The initiative targets companies and individuals that place U.S. information or systems at risk by knowingly providing deficient cybersecurity products or services, knowingly misrepresenting their cybersecurity practices or protocols, or knowingly violating obligations to monitor and report cybersecurity incidents and breaches.

The initiative further employs the False Claims Act as an avenue to pursue cybersecurity-related fraud by government contractors and grant recipients. Historically, the False Claims Act has operated as the government’s primary civil tool to redress false claims for federal funds and property involving government programs and operations. As such, only those companies that receive federal assets are subject to scrutiny under the False Claims Act with this initiative.

1 While this is the DOJ’s first settlement using the FCA under the Civil Cyber Fraud Initiative, it is not the first time the FCA has been used to allege cyber fraud with government contracting. In United States ex rel. Markus v. Aerojet RocketDyne Holdings, Inc., the DOJ filed a statement of interest in opposition to Aerojet’s motion for summary judgment, arguing that it contracted with Aerojet not only to build rocket engines, but also to securely store government data on systems that met certain cybersecurity requirements.
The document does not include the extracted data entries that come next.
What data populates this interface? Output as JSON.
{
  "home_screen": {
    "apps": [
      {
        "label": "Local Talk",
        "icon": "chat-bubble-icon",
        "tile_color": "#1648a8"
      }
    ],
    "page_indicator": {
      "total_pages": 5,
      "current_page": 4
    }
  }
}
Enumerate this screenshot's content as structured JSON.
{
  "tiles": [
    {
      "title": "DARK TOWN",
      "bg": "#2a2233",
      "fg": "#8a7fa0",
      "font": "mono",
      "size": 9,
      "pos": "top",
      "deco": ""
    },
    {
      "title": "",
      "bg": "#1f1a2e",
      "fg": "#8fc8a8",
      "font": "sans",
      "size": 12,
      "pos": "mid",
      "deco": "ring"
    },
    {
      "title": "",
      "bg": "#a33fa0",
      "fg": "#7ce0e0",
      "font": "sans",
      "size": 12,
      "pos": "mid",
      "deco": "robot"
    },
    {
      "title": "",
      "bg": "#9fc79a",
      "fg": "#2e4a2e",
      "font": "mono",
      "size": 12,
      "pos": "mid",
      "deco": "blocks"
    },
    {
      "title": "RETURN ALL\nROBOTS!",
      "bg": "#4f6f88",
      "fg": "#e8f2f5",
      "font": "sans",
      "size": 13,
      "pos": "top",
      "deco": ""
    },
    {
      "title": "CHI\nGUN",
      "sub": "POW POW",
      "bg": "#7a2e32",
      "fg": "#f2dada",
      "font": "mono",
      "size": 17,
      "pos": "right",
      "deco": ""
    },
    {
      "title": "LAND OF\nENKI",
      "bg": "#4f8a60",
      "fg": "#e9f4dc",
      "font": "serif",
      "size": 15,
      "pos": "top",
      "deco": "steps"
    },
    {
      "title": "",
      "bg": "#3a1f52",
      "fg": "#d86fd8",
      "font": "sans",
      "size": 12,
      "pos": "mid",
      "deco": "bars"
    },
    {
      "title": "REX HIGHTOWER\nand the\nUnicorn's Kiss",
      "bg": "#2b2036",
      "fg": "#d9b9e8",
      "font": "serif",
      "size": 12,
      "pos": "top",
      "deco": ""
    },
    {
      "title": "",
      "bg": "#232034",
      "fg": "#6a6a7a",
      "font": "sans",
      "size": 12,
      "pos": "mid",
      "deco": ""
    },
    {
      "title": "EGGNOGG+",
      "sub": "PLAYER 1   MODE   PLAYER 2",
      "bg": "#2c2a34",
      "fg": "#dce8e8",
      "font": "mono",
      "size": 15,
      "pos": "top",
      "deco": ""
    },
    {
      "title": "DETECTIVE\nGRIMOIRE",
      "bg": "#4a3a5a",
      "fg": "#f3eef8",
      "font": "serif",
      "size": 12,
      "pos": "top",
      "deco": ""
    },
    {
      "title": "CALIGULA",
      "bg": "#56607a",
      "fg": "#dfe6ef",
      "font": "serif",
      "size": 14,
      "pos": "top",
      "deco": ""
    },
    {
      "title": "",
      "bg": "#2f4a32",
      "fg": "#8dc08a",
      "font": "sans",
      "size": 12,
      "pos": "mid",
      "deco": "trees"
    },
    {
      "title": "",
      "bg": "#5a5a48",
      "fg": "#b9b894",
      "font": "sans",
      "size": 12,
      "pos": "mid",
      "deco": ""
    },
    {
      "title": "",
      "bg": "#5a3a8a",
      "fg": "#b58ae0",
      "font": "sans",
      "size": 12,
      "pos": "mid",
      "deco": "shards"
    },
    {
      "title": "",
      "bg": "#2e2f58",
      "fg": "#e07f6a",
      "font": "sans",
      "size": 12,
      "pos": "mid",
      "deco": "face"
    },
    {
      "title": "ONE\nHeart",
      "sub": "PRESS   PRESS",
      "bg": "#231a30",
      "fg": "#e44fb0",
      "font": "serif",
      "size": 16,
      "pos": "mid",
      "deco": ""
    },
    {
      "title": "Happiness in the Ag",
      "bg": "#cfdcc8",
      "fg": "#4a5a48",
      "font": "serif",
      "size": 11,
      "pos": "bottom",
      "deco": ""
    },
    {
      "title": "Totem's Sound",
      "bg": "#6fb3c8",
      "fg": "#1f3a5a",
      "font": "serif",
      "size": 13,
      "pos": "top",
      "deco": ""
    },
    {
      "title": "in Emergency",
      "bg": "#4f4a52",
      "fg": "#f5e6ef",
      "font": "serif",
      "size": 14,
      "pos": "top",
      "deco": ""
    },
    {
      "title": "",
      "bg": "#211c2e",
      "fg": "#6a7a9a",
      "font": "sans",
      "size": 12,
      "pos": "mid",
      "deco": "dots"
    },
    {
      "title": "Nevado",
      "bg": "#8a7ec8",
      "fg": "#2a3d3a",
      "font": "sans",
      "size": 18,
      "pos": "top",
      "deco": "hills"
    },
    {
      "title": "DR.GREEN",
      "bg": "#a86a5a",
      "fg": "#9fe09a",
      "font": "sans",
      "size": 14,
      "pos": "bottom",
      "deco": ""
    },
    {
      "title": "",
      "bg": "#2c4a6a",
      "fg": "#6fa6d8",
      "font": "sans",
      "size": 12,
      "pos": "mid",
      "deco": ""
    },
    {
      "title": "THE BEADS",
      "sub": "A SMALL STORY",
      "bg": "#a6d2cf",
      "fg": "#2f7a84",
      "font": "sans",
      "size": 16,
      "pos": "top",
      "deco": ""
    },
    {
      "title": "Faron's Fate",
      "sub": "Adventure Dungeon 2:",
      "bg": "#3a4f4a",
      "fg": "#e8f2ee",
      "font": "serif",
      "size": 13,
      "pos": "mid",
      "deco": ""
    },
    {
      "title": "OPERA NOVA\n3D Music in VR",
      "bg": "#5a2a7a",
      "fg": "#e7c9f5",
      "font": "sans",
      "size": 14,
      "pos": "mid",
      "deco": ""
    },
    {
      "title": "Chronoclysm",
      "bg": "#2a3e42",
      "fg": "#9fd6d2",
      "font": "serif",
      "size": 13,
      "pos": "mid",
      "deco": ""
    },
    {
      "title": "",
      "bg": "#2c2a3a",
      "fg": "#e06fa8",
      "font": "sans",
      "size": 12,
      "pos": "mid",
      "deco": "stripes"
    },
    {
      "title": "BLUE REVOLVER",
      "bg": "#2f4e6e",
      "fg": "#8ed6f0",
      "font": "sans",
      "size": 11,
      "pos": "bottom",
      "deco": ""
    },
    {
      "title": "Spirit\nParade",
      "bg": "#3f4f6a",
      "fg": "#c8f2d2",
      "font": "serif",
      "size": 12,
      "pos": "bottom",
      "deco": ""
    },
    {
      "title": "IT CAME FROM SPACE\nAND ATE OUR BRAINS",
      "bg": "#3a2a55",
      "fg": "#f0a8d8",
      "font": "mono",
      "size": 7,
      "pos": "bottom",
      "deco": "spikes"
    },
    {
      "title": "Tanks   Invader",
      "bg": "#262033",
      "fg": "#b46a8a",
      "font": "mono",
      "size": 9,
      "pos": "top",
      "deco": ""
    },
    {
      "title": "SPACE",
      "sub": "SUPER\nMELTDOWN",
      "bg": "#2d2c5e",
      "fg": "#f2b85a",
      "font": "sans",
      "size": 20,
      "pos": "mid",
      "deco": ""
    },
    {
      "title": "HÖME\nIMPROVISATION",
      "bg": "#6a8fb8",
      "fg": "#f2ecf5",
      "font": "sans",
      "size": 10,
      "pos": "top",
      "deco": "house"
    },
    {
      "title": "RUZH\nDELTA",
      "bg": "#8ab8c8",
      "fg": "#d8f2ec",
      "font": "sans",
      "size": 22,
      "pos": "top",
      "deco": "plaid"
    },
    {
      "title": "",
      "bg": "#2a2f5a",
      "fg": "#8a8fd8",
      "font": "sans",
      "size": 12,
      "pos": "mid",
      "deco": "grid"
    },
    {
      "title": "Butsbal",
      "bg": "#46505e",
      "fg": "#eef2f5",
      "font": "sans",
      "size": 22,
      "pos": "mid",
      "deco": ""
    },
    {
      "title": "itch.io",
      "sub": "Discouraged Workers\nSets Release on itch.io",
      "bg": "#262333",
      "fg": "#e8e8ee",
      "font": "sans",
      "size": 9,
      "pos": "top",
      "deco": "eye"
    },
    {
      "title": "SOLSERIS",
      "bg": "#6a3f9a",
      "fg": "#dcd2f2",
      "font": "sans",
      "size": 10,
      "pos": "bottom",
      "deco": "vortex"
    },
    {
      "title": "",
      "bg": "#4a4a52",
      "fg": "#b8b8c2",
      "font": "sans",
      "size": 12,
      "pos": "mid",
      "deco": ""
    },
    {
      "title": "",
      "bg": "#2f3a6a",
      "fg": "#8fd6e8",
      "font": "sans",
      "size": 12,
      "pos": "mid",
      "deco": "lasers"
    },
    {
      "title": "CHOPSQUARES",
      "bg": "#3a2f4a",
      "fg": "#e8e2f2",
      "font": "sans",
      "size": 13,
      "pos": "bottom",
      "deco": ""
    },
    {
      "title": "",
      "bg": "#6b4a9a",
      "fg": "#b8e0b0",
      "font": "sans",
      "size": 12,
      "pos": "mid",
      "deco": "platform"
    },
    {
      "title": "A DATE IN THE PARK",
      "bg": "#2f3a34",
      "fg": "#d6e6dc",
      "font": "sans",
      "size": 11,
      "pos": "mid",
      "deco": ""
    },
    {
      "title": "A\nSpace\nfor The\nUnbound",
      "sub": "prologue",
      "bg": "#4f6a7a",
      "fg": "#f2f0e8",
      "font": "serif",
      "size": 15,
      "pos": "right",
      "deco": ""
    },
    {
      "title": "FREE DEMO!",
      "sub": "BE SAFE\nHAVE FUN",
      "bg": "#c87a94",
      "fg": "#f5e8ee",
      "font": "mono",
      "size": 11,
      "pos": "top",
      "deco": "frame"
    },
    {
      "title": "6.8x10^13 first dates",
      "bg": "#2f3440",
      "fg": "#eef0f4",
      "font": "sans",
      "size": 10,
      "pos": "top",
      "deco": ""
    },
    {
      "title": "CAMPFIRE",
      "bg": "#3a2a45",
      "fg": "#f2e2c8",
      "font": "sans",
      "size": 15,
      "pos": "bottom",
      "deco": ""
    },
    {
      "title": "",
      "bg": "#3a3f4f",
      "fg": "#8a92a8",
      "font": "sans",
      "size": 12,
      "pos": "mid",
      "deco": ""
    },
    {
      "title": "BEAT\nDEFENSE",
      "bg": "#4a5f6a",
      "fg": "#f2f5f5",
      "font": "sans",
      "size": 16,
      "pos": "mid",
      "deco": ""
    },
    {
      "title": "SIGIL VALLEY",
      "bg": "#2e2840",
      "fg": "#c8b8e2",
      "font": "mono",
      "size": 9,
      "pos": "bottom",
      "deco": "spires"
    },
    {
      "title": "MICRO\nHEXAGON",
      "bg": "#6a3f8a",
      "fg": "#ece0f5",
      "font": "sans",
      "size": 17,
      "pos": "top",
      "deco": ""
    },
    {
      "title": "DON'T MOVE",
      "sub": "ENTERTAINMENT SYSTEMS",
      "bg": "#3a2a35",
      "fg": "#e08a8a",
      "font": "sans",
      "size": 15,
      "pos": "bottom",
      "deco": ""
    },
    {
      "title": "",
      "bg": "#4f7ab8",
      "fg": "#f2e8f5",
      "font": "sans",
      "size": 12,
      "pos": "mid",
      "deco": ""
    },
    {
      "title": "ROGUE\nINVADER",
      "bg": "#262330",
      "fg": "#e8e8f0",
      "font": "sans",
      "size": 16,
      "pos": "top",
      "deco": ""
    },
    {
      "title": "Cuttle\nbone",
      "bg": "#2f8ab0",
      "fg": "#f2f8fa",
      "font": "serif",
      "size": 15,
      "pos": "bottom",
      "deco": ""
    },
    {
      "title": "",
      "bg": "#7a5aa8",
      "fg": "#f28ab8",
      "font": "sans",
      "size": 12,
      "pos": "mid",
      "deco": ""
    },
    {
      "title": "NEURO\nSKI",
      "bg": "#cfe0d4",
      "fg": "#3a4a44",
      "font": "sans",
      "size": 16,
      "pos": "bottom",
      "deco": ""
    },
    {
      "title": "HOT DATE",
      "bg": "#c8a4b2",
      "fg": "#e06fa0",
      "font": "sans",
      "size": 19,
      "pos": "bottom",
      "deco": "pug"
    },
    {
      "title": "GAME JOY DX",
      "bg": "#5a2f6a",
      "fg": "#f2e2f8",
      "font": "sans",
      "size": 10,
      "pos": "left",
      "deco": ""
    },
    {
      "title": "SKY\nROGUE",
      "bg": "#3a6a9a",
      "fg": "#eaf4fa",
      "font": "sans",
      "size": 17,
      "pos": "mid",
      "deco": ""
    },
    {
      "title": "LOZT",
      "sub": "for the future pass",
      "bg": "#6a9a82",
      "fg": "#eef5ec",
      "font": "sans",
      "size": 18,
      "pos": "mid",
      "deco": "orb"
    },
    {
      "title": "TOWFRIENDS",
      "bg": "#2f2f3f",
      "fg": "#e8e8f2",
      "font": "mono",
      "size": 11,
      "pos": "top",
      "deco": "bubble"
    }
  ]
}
The Eastern District of California denied Aerojet’s motion for summary judgment. The DOJ did not intervene in the qui tam action.

Settlement Emphasizes Contractors Must Comply With Cybersecurity Requirements
in Federal Contracts

CHS, a provider of global medical services, contracted to provide medical support services at government facilities in Iraq and Afghanistan. Under one of those contracts, CHS submitted claims to the State Department for the cost of a secure electronic medical record (EMR) system to store all patient medical records, including the confidential identifying information of U.S. service members, diplomats, officials, and contractors working and receiving medical care in Iraq. The United States alleged that CHS violated the False Claims Act by falsely representing that it complied with contract requirements relating to the provision of medical services at State Department and Air Force facilities in Iraq and Afghanistan.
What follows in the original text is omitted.